Unfortunately (or fortunately) our TED talks were on a much smaller scale, as the privacy of our ENGL 119 classroom allowed many of us (read: me) to embrace the fear of public speaking and present on topics that we were fascinated with (math kids are fascinated with most things).
As a self-proclaimed social introvert the mere mention of group work gives me anxiety. Add in the fact that I always seem to end up with that one person we all know…
…and you can guess I wasn’t too thrilled about this project.
Luckily, the Algorythms and I were a near perfect match! The experience managed to erase all my bad memories of last minute scrambling to finish what was *supposed to be* group work in high school. I’ve learnt that two of the best skills two have in these situations are:
- Knowing how to delegate roles and responsibilities effectively, and
- Not being afraid to hold one another accountable
Most importantly, collaboration allowed us to tackle a complex topic which we might’ve otherwise not even attempted to approach on our own.
I am also extremely intrigued by the way others think and believe that having a diverse prospective on a broad range of global issues is particularly helpful when building new relationships.
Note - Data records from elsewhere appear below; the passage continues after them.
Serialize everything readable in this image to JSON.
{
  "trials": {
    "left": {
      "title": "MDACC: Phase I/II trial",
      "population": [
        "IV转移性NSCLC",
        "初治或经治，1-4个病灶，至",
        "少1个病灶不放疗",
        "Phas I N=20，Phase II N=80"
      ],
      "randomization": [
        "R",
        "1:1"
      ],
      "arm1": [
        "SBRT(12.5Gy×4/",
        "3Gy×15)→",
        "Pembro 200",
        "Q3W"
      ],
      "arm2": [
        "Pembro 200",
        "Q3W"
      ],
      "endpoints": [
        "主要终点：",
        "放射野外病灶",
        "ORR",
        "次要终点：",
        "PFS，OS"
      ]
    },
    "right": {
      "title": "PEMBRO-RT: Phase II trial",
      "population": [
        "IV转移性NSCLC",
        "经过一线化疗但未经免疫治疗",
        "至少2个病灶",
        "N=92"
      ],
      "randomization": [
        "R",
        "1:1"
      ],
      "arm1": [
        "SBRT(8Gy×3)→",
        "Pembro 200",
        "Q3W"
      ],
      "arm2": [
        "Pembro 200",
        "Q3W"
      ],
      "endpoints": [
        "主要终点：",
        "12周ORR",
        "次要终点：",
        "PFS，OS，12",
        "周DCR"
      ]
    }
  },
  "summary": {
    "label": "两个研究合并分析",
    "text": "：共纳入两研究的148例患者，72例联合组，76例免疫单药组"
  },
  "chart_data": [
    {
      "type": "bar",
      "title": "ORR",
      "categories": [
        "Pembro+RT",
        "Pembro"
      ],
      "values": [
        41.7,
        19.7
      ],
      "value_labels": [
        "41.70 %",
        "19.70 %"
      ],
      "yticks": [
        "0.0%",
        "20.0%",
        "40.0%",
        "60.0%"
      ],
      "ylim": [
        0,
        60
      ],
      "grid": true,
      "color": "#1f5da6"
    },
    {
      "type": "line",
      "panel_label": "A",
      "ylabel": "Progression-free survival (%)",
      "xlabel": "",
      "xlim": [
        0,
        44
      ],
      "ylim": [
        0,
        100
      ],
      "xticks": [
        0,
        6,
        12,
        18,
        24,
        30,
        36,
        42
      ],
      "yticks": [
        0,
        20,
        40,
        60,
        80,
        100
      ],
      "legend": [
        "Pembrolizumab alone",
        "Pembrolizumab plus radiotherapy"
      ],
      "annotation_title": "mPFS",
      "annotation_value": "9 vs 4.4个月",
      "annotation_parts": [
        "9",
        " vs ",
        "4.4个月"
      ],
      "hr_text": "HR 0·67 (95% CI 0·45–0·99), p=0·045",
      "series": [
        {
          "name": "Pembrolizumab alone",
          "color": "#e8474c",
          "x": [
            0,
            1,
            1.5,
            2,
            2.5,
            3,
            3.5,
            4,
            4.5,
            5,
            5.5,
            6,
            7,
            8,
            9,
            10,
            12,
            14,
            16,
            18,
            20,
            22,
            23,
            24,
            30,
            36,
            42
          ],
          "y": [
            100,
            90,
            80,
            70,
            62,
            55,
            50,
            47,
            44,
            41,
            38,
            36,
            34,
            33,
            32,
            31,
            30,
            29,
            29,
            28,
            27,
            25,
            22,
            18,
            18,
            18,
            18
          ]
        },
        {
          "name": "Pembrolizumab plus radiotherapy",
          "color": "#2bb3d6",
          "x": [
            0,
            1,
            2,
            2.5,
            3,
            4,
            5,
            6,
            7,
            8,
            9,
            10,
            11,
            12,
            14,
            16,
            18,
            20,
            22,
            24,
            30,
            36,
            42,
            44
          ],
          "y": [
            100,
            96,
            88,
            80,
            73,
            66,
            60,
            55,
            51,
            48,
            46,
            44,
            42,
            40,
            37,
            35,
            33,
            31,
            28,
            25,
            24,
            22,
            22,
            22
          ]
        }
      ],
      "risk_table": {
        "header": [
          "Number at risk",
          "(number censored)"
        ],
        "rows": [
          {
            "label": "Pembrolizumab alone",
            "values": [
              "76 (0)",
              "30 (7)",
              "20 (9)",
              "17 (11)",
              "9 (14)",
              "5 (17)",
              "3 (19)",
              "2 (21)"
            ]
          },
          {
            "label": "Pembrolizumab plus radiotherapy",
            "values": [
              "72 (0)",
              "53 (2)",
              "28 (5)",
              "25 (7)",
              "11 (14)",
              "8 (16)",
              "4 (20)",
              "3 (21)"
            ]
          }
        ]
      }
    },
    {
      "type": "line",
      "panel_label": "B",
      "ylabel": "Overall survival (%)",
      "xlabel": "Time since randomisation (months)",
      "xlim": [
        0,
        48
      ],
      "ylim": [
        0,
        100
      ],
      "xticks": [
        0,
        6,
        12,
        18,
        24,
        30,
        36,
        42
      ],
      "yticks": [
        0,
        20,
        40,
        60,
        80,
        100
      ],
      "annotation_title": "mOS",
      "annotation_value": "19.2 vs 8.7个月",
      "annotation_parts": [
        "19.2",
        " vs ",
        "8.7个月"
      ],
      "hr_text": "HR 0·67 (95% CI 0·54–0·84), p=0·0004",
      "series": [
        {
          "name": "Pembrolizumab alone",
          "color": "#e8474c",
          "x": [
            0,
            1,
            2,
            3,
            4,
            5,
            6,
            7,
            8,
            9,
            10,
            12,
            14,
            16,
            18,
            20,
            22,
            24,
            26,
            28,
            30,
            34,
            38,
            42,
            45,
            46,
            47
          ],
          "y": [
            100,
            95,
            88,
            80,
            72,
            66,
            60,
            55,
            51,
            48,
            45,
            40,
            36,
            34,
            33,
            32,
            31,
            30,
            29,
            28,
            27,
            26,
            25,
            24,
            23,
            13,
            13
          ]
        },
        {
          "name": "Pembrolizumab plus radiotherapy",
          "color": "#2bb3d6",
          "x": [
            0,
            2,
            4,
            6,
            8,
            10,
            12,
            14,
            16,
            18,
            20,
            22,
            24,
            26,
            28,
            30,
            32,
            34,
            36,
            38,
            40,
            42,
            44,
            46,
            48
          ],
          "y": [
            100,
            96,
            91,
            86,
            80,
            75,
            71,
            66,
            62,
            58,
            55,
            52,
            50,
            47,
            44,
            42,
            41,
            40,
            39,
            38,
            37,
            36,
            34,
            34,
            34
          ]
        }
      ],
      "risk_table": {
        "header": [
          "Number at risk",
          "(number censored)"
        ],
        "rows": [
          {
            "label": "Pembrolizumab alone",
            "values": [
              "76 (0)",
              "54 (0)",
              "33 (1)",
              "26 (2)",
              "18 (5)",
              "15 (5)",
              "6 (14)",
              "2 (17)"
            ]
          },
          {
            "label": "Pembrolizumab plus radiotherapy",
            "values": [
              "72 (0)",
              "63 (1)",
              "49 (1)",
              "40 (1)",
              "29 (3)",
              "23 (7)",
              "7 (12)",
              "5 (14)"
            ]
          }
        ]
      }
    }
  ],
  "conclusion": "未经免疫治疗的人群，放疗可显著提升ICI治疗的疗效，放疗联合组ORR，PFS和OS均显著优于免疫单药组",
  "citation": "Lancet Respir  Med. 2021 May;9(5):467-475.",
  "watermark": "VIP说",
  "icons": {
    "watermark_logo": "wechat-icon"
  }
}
While I was already familiar with all of the topics that were presented, each group still managed to bring in a new insight or view point that I had never considered.
I don’t know about you, but I find difficult advice easier to take in when it comes from someone who is in the same situation as me and so when my class mates presented on “Financial Markets and Millennials” I was naturally drawn in and eager to do as they say. Yet, when my mom reminds me at least once a day about my bad habit of overindulging in expensive coffee (it’s a hobby really!!) and how I will never be able to afford a home on my own if I don’t start saving now, my defensive mechanism instantly turns on. I receive it more as a personal attack (or nagging) instead of appreciating the valuable life lesson she is trying to give me.
Another debate that I enjoyed hearing about was the introduction of coding to children in grades K-12. In the past, I always regretted not being keener on learning how software works and taking an initiative and teaching myself how to code from an earlier age. Thus while I fully agree with the argument that computer science should be mandatory for many kids, the logistics of it (i.e. costs, not enough teachers, etc.) that the group discussed had never really crossed my mind.
Overall, I think we all deserve a big applause!